As per the instructions, the standard steps are to enable GMP (uncomment extension=php_gmp.dll) and CURL (uncomment extension=php_curl.dll). XML should already be enabled.
You may also need to extract the package in contrib/google and make sure google_discovery.php and ca-bundle.crt are in Auth/OpenID.
The extra paranoid could start with examples/detect.php, to make sure they have things set up correctly. It is expected you'd pass all the tests except the Cryptographic Randomness test. For this, you'll need to add
define('Auth_OpenID_RAND_SOURCE', null);
to the top of examples/detect.php. And while you're there, add that to examples/consumer/common.php (since examples/discover.php uses it).

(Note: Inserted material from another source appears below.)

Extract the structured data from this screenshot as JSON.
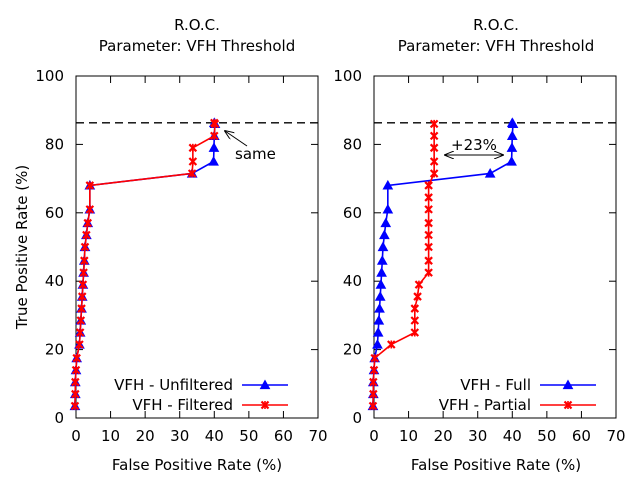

Now, even after all this, discovery for the Google OpenID URL was failing. I was getting CURL error (60): SSL certificate problem, verify that the CA cert is OK. Details:
error:14090086:SSL routines:SSL3_GET_SERVER_CERTIFICATE:certificate verify failed in the php error log.
In the Windows environment, you need a definition for the CURLOPT_CAINFO. For my quick test, I added curl_setopt($c, CURLOPT_CAINFO, dirname(__FILE__)."/../OpenID/ca-bundle.crt"); before the curl_exec() statements in Auth/Yadis/ParanoidHTTPFetcher.php.
This allowed the examples/discover.php to discover the services offered by the Google URL.
As a longer term solution for setting CURLOPT_CAINFO in Windows, you might like to refer to this StackOverflow answer so you can add a setting to your php.ini.